Marzo avanza y en La Plata el termómetro no solo mide la temperatura: también anticipa movimiento. Con eventos culturales, recitales, actividades al aire libre y la agenda universitaria en plena marcha, el próximo fin de semana promete una ciudad con ritmo propio y hoteles con cartel de “completo” en más de un caso.
La capital bonaerense viene consolidándose como un destino de escapadas cortas. Su trazado perfecto —que parece dibujado con regla y compás—, la oferta gastronómica en crecimiento y espacios emblemáticos como la Catedral de La Plata, el Teatro Argentino de La Plata y el Paseo del Bosque funcionan como imán para visitantes del Área Metropolitana de Buenos Aires y del interior.
Comerciantes del centro y de los polos gastronómicos aseguran que los fines de semana largos o con agenda cultural fuerte suelen traducirse en mayor circulación y consumo. Cafés, restaurantes y ferias artesanales registran un repunte, especialmente en zonas como Plaza Moreno y alrededores del eje fundacional. La ecuación es simple: más eventos, más gente; más gente, más movimiento económico.
El crecimiento de visitantes también repercute en el sector hotelero, que suele registrar mayor demanda en fechas especiales y eventos masivos.
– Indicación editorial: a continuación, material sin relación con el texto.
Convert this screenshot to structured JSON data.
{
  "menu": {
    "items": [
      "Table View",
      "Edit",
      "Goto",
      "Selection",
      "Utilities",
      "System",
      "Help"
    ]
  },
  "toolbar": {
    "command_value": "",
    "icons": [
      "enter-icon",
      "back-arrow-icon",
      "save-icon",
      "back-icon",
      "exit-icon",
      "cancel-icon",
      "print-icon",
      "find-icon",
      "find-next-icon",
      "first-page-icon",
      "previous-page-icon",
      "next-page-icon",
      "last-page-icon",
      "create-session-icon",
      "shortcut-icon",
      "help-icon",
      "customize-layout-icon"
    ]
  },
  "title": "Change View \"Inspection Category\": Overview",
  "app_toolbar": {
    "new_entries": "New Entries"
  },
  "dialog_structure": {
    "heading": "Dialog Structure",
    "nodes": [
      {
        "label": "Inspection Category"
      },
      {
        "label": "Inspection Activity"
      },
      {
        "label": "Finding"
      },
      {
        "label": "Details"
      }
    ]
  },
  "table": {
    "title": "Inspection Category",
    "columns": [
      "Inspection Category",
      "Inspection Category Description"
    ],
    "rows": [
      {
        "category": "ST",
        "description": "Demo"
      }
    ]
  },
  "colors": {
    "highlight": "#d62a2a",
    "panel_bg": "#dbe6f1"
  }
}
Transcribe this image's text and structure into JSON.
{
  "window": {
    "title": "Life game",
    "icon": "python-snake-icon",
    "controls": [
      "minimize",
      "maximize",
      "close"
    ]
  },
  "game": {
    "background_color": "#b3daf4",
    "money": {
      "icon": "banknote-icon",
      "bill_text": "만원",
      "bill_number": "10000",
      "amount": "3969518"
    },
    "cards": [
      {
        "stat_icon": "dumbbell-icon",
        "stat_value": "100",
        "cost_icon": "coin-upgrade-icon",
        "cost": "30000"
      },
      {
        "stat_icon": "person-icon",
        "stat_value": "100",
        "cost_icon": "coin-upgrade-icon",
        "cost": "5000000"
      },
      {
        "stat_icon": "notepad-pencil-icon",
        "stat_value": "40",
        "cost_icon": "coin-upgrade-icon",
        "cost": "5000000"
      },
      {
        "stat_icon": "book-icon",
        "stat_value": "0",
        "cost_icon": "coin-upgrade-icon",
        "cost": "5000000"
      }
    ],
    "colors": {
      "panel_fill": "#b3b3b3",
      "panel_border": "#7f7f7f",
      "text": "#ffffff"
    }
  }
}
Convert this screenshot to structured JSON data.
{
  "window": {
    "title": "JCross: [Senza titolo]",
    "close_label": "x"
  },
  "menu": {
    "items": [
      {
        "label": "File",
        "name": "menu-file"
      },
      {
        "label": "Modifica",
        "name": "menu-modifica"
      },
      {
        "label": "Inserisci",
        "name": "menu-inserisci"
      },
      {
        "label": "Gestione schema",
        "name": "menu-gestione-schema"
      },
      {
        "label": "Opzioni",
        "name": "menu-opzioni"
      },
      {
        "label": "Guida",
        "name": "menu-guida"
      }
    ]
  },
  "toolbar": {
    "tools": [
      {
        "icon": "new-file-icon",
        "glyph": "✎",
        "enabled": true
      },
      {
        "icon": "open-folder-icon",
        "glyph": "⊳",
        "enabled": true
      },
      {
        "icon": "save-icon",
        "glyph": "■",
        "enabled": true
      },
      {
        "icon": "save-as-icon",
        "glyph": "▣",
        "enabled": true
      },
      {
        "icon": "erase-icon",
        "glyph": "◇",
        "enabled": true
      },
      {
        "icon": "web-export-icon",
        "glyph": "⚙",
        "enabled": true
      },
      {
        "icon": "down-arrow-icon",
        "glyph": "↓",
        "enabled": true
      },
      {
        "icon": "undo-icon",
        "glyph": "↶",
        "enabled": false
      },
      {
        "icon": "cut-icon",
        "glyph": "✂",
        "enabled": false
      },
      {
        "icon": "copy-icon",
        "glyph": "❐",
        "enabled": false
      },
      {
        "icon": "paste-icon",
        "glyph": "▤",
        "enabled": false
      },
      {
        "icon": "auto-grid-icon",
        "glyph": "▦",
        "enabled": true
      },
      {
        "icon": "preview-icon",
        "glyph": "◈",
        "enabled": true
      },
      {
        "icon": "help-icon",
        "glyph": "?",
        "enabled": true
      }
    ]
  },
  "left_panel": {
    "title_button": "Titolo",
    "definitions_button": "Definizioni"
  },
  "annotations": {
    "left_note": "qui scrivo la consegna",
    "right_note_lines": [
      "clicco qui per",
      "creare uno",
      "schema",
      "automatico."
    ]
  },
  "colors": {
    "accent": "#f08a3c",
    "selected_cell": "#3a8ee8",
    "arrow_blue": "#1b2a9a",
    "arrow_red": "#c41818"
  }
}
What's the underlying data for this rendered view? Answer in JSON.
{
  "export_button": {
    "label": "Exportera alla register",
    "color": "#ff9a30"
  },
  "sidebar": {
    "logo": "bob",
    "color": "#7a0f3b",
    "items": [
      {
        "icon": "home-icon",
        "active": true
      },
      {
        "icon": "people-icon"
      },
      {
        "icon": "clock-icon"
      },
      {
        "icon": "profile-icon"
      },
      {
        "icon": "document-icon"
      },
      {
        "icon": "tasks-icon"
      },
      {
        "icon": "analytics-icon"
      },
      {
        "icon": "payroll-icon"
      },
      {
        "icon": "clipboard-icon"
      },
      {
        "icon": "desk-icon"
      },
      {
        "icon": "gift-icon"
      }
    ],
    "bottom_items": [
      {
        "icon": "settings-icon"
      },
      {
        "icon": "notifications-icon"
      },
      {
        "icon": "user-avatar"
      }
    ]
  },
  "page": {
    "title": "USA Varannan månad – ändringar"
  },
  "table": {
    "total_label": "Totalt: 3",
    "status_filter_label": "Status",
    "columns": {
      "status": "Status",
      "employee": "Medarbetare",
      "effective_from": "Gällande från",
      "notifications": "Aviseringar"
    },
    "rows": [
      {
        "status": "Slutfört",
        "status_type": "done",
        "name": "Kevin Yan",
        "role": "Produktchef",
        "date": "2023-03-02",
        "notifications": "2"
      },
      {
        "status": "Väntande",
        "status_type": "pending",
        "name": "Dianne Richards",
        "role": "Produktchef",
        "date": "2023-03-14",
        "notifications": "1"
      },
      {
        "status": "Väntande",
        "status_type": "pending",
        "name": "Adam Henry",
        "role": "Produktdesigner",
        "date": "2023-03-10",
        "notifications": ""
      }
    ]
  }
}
Quienes organizan su viaje con anticipación acostumbran revisar la oferta hotelera en La Plata para comparar ubicaciones, servicios y disponibilidad antes de confirmar su estadía.
En ese sentido, operadores turísticos destacan que la ciudad ofrece alternativas que van desde hoteles céntricos hasta opciones boutique y departamentos temporarios, con valores competitivos frente a otros destinos urbanos de la provincia. La cercanía con la Ciudad de Buenos Aires —a poco más de 50 kilómetros— convierte a La Plata en una opción estratégica para quienes buscan cultura, arquitectura y gastronomía sin alejarse demasiado.
Marzo, además, es un mes clave: el calendario académico enciende la vida universitaria y dinamiza el alquiler temporario, mientras que la agenda cultural comienza a tomar velocidad tras el receso estival. La ciudad combina así el pulso estudiantil con el interés turístico, una mezcla que le da identidad propia y que, cada vez más, la posiciona como destino de escapadas.
En tiempos donde cada fin de semana largo se planifica con lupa, La Plata aparece como una apuesta segura: patrimonio, agenda cultural y una infraestructura que se adapta a la demanda. Si la tendencia se mantiene, el movimiento turístico no será una excepción estacional sino parte de una dinámica que llegó para quedarse.